How can I disable the reasoning output when using thinking models with Ollama through LangChain?

I’m currently using reasoning models with the LangChain Ollama package and have observed that they generate their internal thought processes along with the final output. This extra reasoning makes the responses lengthy and difficult to understand.

I’m looking for a method to configure ChatOllama to prevent this reasoning output so that I receive only the final responses. I want to continue utilizing these reasoning models but without the extra details from their thought processes.

Has anyone discovered a way to exclude the reasoning output while preserving the effectiveness of the reasoning models? Tips on configuration or methods to process the output afterwards would be greatly appreciated.
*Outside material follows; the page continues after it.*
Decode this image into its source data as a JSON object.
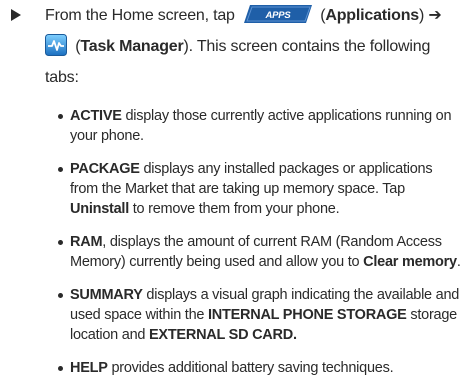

try lowering the temp setting and adding a custom message like “give only the final answer, no explaination.” it helps reduce all that extra reasoning. it’s not 100% but def helps cut down on the lengthy thoughts.

Had the exact same issue with reasoning models in LangChain. Here’s what actually worked for me: I use a two-step process instead of trying to fix it with prompts. First, let ChatOllama give you the full output. Then run a regex to grab everything after the last “Therefore,” “In conclusion,” or “The answer is.” These models are pretty predictable about how they transition from thinking to answering. One other trick - try lowering the num_predict parameter. Sometimes that forces them to be more concise overall. Basically, reasoning models want to show their work no matter what you tell them. Post-processing is way more reliable than trying to shut them up during generation. You’ll probably need to tweak the regex patterns depending on which model you’re using.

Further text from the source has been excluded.